L’année 2022 a suscité d’importants apports jurisprudentiels concernant le contentieux de l’asile,
particulièrement quant aux questions relatives à la protection des familles des bénéficiaires de la
protection internationale, à celle des personnes menacées en raison de leur orientation
sexuelle et/ou identité de genre et aux besoins de protection spécifiques résultant des
conflits armés. La Cour nationale du droit d’asile (CNDA) a également poursuivi
l’élaboration de sa jurisprudence s’agissant de la possibilité d’une protection sur une partie du
territoire du pays d’origine du demandeur. Elle s’est aussi prononcée sur la situation de personnes
refusant d’accomplir leurs obligations militaires ainsi que sur celle de personnes bénéficiant déjà
d’une protection internationale. Par des décisions inédites, le Conseil d’État a utilement explicité
les notions de crimes au sens de l’article 1er, F de la convention de Genève ainsi que la notion de
menace grave pour l’ordre public, la sécurité publique ou la sûreté de l’État, concernant l’exclusion
de la protection subsidiaire. Le juge de cassation a également précisé les cas où des demandes
d’asile doivent être regardées comme des demandes de réexamen.

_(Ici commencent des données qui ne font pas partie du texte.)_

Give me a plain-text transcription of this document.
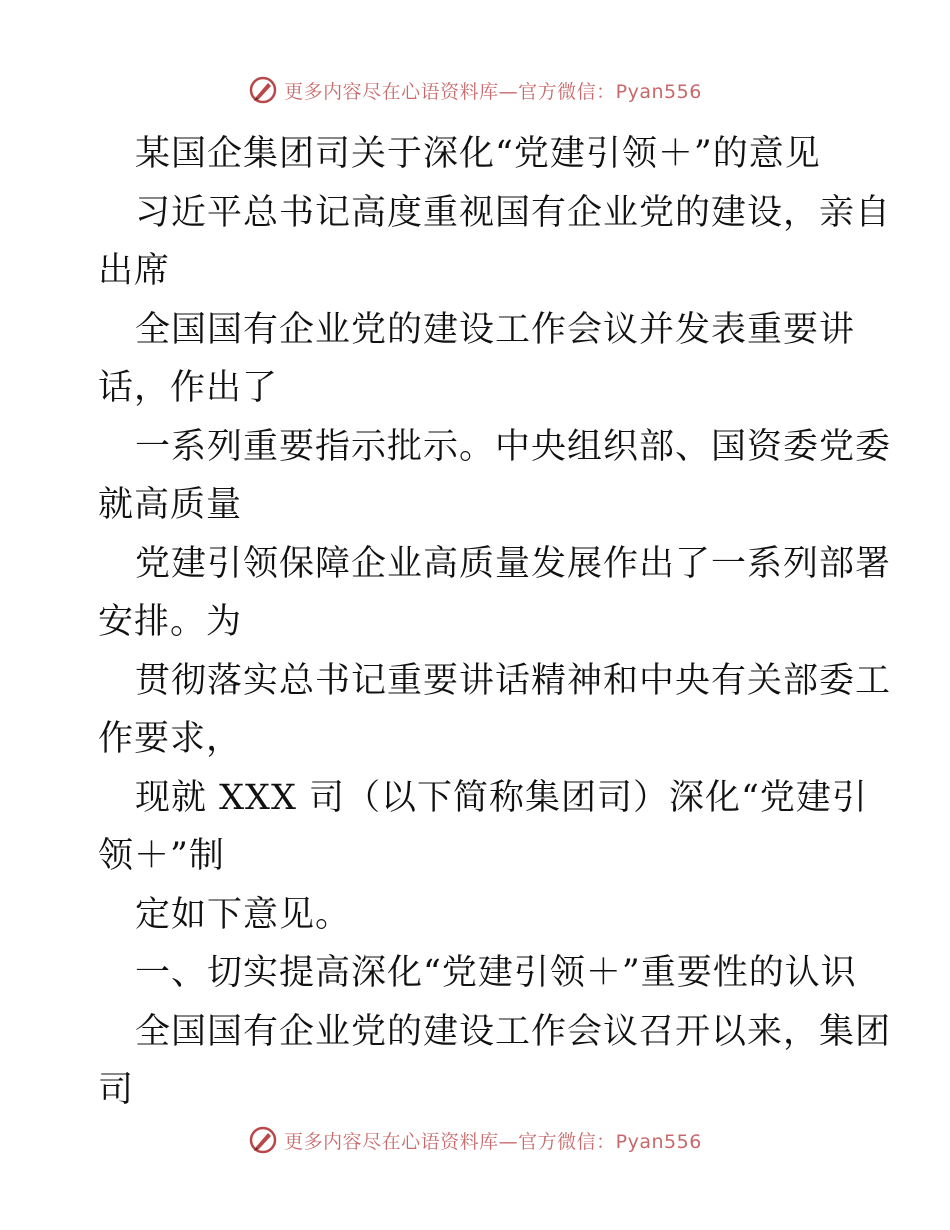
更多内容尽在心语资料库—官方微信：Pyan556
某国企集团司关于深化“党建引领＋”的意见
习近平总书记高度重视国有企业党的建设，亲自
出席
全国国有企业党的建设工作会议并发表重要讲
话，作出了
一系列重要指示批示。中央组织部、国资委党委
就高质量
党建引领保障企业高质量发展作出了一系列部署
安排。为
贯彻落实总书记重要讲话精神和中央有关部委工
作要求，
现就 XXX 司（以下简称集团司）深化“党建引
领＋”制
定如下意见。
一、切实提高深化“党建引领＋”重要性的认识
全国国有企业党的建设工作会议召开以来，集团
司
更多内容尽在心语资料库—官方微信：Pyan556
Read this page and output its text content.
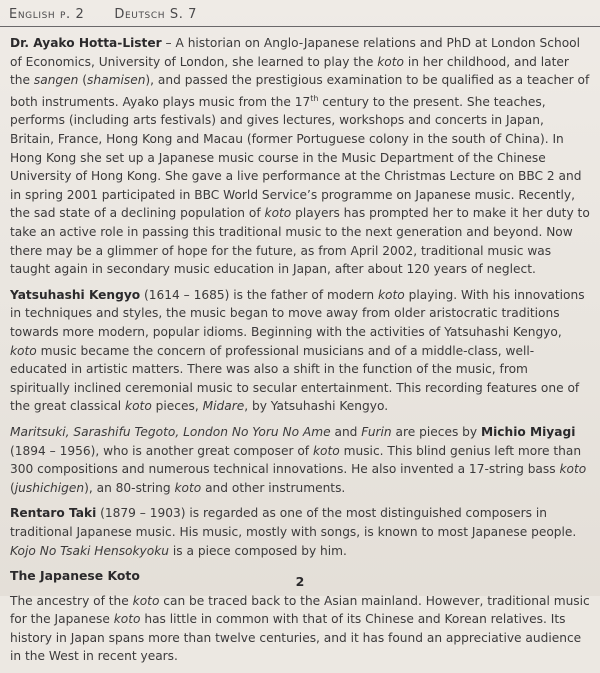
English p. 2 Deutsch S. 7

Dr. Ayako Hotta-Lister – A historian on Anglo-Japanese relations and PhD at London School of Economics, University of London, she learned to play the koto in her childhood, and later the sangen (shamisen), and passed the prestigious examination to be qualified as a teacher of both instruments. Ayako plays music from the 17th century to the present. She teaches, performs (including arts festivals) and gives lectures, workshops and concerts in Japan, Britain, France, Hong Kong and Macau (former Portuguese colony in the south of China). In Hong Kong she set up a Japanese music course in the Music Department of the Chinese University of Hong Kong. She gave a live performance at the Christmas Lecture on BBC 2 and in spring 2001 participated in BBC World Service’s programme on Japanese music. Recently, the sad state of a declining population of koto players has prompted her to make it her duty to take an active role in passing this traditional music to the next generation and beyond. Now there may be a glimmer of hope for the future, as from April 2002, traditional music was taught again in secondary music education in Japan, after about 120 years of neglect.

Yatsuhashi Kengyo (1614 – 1685) is the father of modern koto playing. With his innovations in techniques and styles, the music began to move away from older aristocratic traditions towards more modern, popular idioms. Beginning with the activities of Yatsuhashi Kengyo, koto music became the concern of professional musicians and of a middle-class, well-educated in artistic matters. There was also a shift in the function of the music, from spiritually inclined ceremonial music to secular entertainment. This recording features one of the great classical koto pieces, Midare, by Yatsuhashi Kengyo.

Maritsuki, Sarashifu Tegoto, London No Yoru No Ame and Furin are pieces by Michio Miyagi (1894 – 1956), who is another great composer of koto music. This blind genius left more than 300 compositions and numerous technical innovations. He also invented a 17-string bass koto (jushichigen), an 80-string koto and other instruments.

Rentaro Taki (1879 – 1903) is regarded as one of the most distinguished composers in traditional Japanese music. His music, mostly with songs, is known to most Japanese people. Kojo No Tsaki Hensokyoku is a piece composed by him.

The Japanese Koto

The ancestry of the koto can be traced back to the Asian mainland. However, traditional music for the Japanese koto has little in common with that of its Chinese and Korean relatives. Its history in Japan spans more than twelve centuries, and it has found an appreciative audience in the West in recent years.

2
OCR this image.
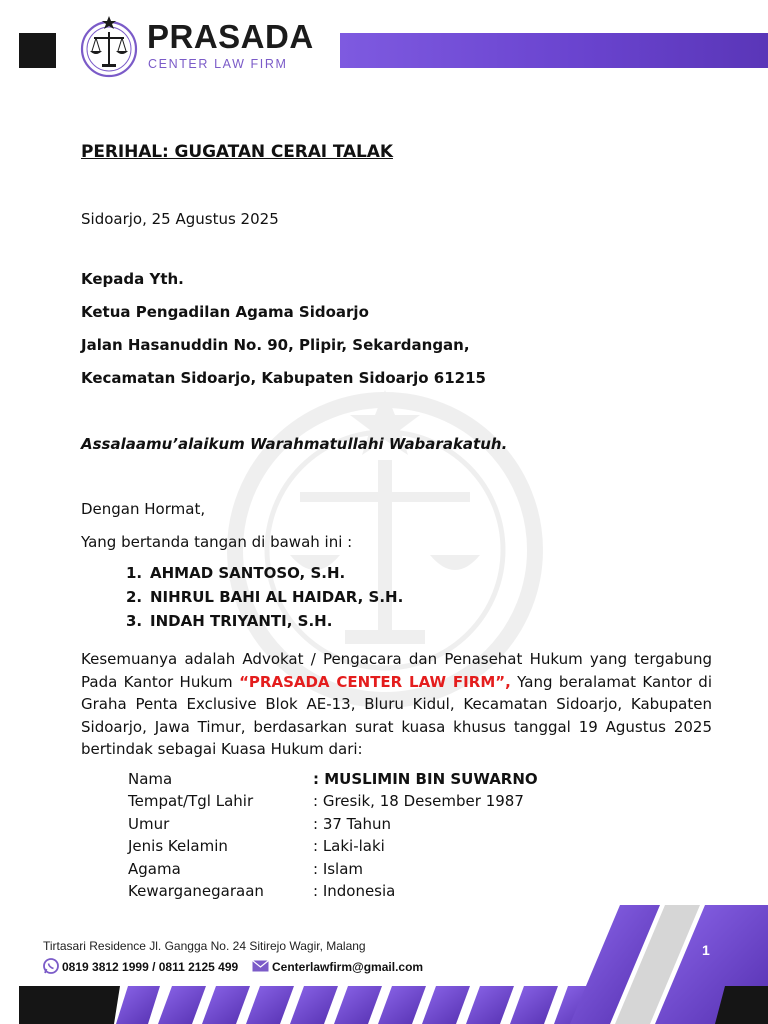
PRASADA
CENTER LAW FIRM
PERIHAL: GUGATAN CERAI TALAK
Sidoarjo, 25 Agustus 2025
Kepada Yth.
Ketua Pengadilan Agama Sidoarjo
Jalan Hasanuddin No. 90, Plipir, Sekardangan,
Kecamatan Sidoarjo, Kabupaten Sidoarjo 61215
Assalaamu’alaikum Warahmatullahi Wabarakatuh.
Dengan Hormat,
Yang bertanda tangan di bawah ini :
1. AHMAD SANTOSO, S.H.
2. NIHRUL BAHI AL HAIDAR, S.H.
3. INDAH TRIYANTI, S.H.
Kesemuanya adalah Advokat / Pengacara dan Penasehat Hukum yang tergabung Pada Kantor Hukum “PRASADA CENTER LAW FIRM”, Yang beralamat Kantor di Graha Penta Exclusive Blok AE-13, Bluru Kidul, Kecamatan Sidoarjo, Kabupaten Sidoarjo, Jawa Timur, berdasarkan surat kuasa khusus tanggal 19 Agustus 2025 bertindak sebagai Kuasa Hukum dari:
Nama	: MUSLIMIN BIN SUWARNO
Tempat/Tgl Lahir	: Gresik, 18 Desember 1987
Umur	: 37 Tahun
Jenis Kelamin	: Laki-laki
Agama	: Islam
Kewarganegaraan	: Indonesia
Tirtasari Residence Jl. Gangga No. 24 Sitirejo Wagir, Malang
0819 3812 1999 / 0811 2125 499	Centerlawfirm@gmail.com
1
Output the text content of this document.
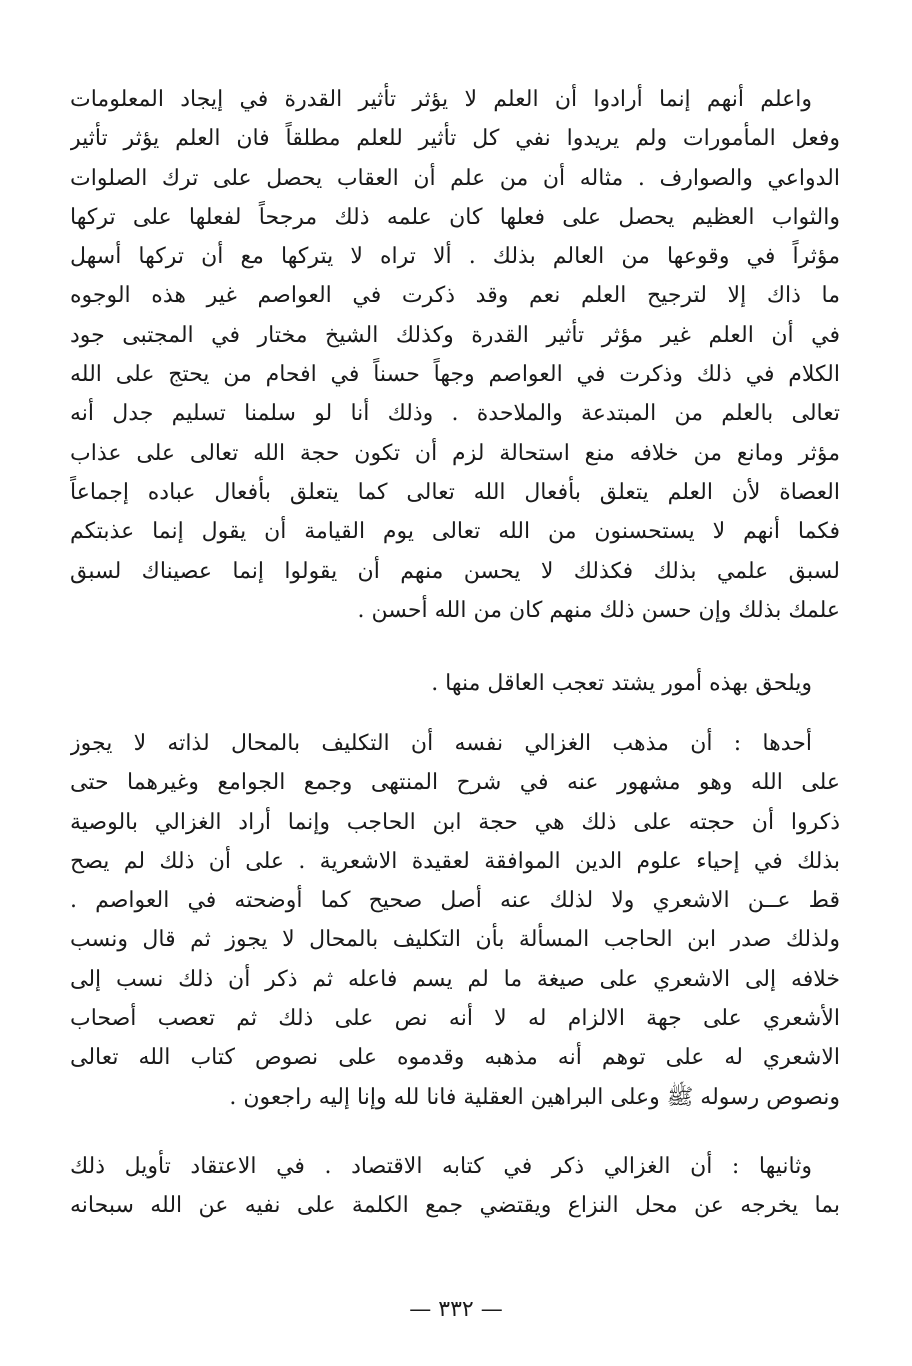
واعلم أنهم إنما أرادوا أن العلم لا يؤثر تأثير القدرة في إيجاد المعلومات
وفعل المأمورات ولم يريدوا نفي كل تأثير للعلم مطلقاً فان العلم يؤثر تأثير
الدواعي والصوارف . مثاله أن من علم أن العقاب يحصل على ترك الصلوات
والثواب العظيم يحصل على فعلها كان علمه ذلك مرجحاً لفعلها على تركها
مؤثراً في وقوعها من العالم بذلك . ألا تراه لا يتركها مع أن تركها أسهل
ما ذاك إلا لترجيح العلم نعم وقد ذكرت في العواصم غير هذه الوجوه
في أن العلم غير مؤثر تأثير القدرة وكذلك الشيخ مختار في المجتبى جود
الكلام في ذلك وذكرت في العواصم وجهاً حسناً في افحام من يحتج على الله
تعالى بالعلم من المبتدعة والملاحدة . وذلك أنا لو سلمنا تسليم جدل أنه
مؤثر ومانع من خلافه منع استحالة لزم أن تكون حجة الله تعالى على عذاب
العصاة لأن العلم يتعلق بأفعال الله تعالى كما يتعلق بأفعال عباده إجماعاً
فكما أنهم لا يستحسنون من الله تعالى يوم القيامة أن يقول إنما عذبتكم
لسبق علمي بذلك فكذلك لا يحسن منهم أن يقولوا إنما عصيناك لسبق
علمك بذلك وإن حسن ذلك منهم كان من الله أحسن .
ويلحق بهذه أمور يشتد تعجب العاقل منها .
أحدها : أن مذهب الغزالي نفسه أن التكليف بالمحال لذاته لا يجوز
على الله وهو مشهور عنه في شرح المنتهى وجمع الجوامع وغيرهما حتى
ذكروا أن حجته على ذلك هي حجة ابن الحاجب وإنما أراد الغزالي بالوصية
بذلك في إحياء علوم الدين الموافقة لعقيدة الاشعرية . على أن ذلك لم يصح
قط عــن الاشعري ولا لذلك عنه أصل صحيح كما أوضحته في العواصم .
ولذلك صدر ابن الحاجب المسألة بأن التكليف بالمحال لا يجوز ثم قال ونسب
خلافه إلى الاشعري على صيغة ما لم يسم فاعله ثم ذكر أن ذلك نسب إلى
الأشعري على جهة الالزام له لا أنه نص على ذلك ثم تعصب أصحاب
الاشعري له على توهم أنه مذهبه وقدموه على نصوص كتاب الله تعالى
ونصوص رسوله ﷺ وعلى البراهين العقلية فانا لله وإنا إليه راجعون .
وثانيها : أن الغزالي ذكر في كتابه الاقتصاد . في الاعتقاد تأويل ذلك
بما يخرجه عن محل النزاع ويقتضي جمع الكلمة على نفيه عن الله سبحانه
— ٣٣٢ —
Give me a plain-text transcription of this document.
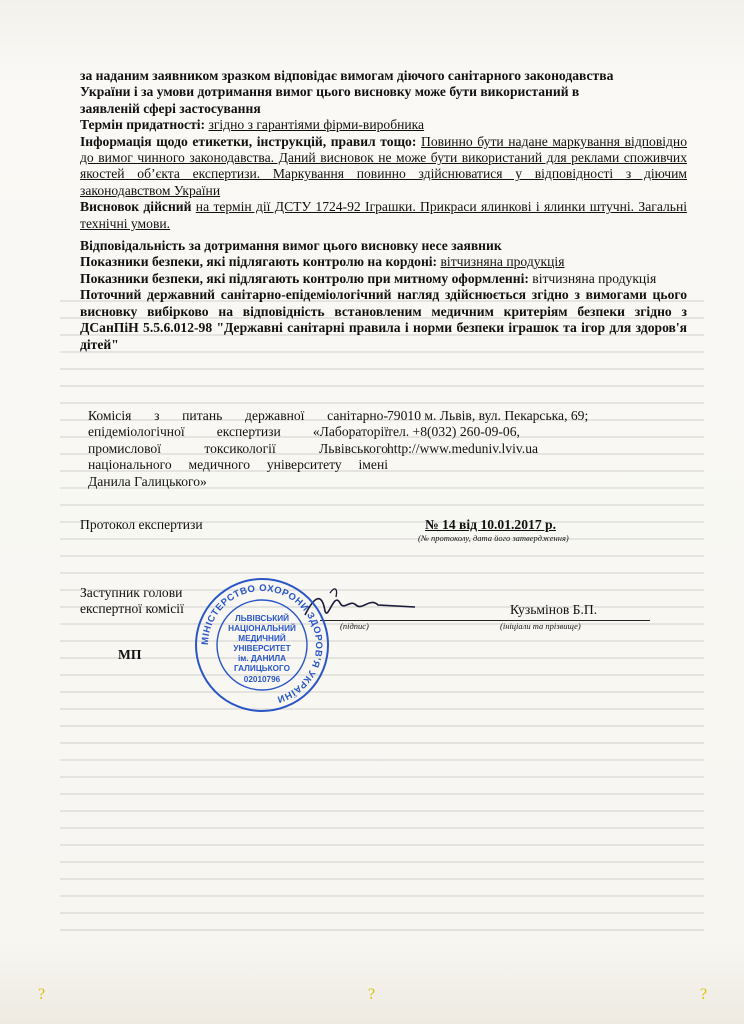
за наданим заявником зразком відповідає вимогам діючого санітарного законодавства

України і за умови дотримання вимог цього висновку може бути використаний в

заявленій сфері застосування

Термін придатності: згідно з гарантіями фірми-виробника

Інформація щодо етикетки, інструкцій, правил тощо: Повинно бути надане маркування відповідно до вимог чинного законодавства. Даний висновок не може бути використаний для реклами споживчих якостей об’єкта експертизи. Маркування повинно здійснюватися у відповідності з діючим законодавством України

Висновок дійсний на термін дії ДСТУ 1724-92 Іграшки. Прикраси ялинкові і ялинки штучні. Загальні технічні умови.

Відповідальність за дотримання вимог цього висновку несе заявник

Показники безпеки, які підлягають контролю на кордоні: вітчизняна продукція

Показники безпеки, які підлягають контролю при митному оформленні: вітчизняна продукція

Поточний державний санітарно-епідеміологічний нагляд здійснюється згідно з вимогами цього висновку вибірково на відповідність встановленим медичним критеріям безпеки згідно з ДСанПіН 5.5.6.012-98 "Державні санітарні правила і норми безпеки іграшок та ігор для здоров'я дітей"

Комісія з питань державної санітарно-епідеміологічної експертизи «Лабораторії промислової токсикології Львівського національного медичного університету імені Данила Галицького»
79010 м. Львів, вул. Пекарська, 69;
тел. +8(032) 260-09-06,
http://www.meduniv.lviv.ua
Протокол експертизи	№ 14 від 10.01.2017 р.
(№ протоколу, дата його затвердження)
Заступник голови
експертної комісії	Кузьмінов Б.П.
(підпис)	(ініціали та прізвище)
МП
МІНІСТЕРСТВО ОХОРОНИ ЗДОРОВ'Я УКРАЇНИ
ЛЬВІВСЬКИЙ
НАЦІОНАЛЬНИЙ
МЕДИЧНИЙ
УНІВЕРСИТЕТ
ім. ДАНИЛА
ГАЛИЦЬКОГО
02010796
?	?	?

Protection des familles des bénéficiaires de la protection internationale
La Cour réunie en grande formation a rappelé que le principe d’unité de la famille, principe général
du droit applicable aux réfugiés résultant notamment des stipulations de la Convention de Genève,
impose, en vue d'assurer pleinement aux réfugiés la protection prévue par cette convention, que
la même qualité soit reconnue notamment à la personne de même nationalité qui est unie par le
mariage à un réfugié ainsi qu'aux enfants mineurs de ce réfugié. Ce principe ne trouve toutefois pas
à s'appliquer dans le cas où la personne qui sollicite le bénéfice du statut de réfugié peut se
prévaloir de la protection d'un autre pays dont elle a la nationalité. Ainsi, le conjoint d'un réfugié,
qui possède la nationalité d'un autre pays dont il est en mesure d'obtenir la protection, ne peut
bénéficier du principe de l'unité de famille. Elle a ainsi réaffirmé que le conjoint d’un réfugié qui ne
possède pas la même nationalité que ce dernier ne peut pas bénéficier du principe de l’unité de
famille. De même, en l’absence de lien de filiation avec le réfugié, des enfants vivant auprès de ce
dernier ne peuvent davantage prétendre à l’application de ce principe ou de l’article L. 531-23 du
code de l’entrée et du séjour des étrangers et du droit d’asile (CESEDA) (cf. p.152) (CNDA grande
formation 22 décembre 2022 Mme K. et N. et M. n°s20029566, 20029567 et 20029589 R).
La Cour a également rappelé que la possession par un enfant entré mineur en France d’une
nationalité distincte de celle son parent réfugié ne faisait pas obstacle à l’application à son profit
du principe de l’unité de famille. Les trois jeunes filles requérantes se sont ainsi vu reconnaître la
même qualité que leur mère, réfugiée statutaire de nationalité guinéenne, alors qu’elles
possédaient aussi la nationalité canadienne (cf. pp.138, 157) (CNDA 8 avril 2022 Mmes B.
n°s20015144, 20015145 et 20015146 C+). De même, la compagne sans nationalité d’un réfugié de
nationalité éthiopienne bénéficie du principe de l’unité de famille dès lors que l’Éthiopie est son
pays de résidence habituelle (cf. pp.140, 156) (CNDA 4 mars 2022 Mme T. n°20011942 C+).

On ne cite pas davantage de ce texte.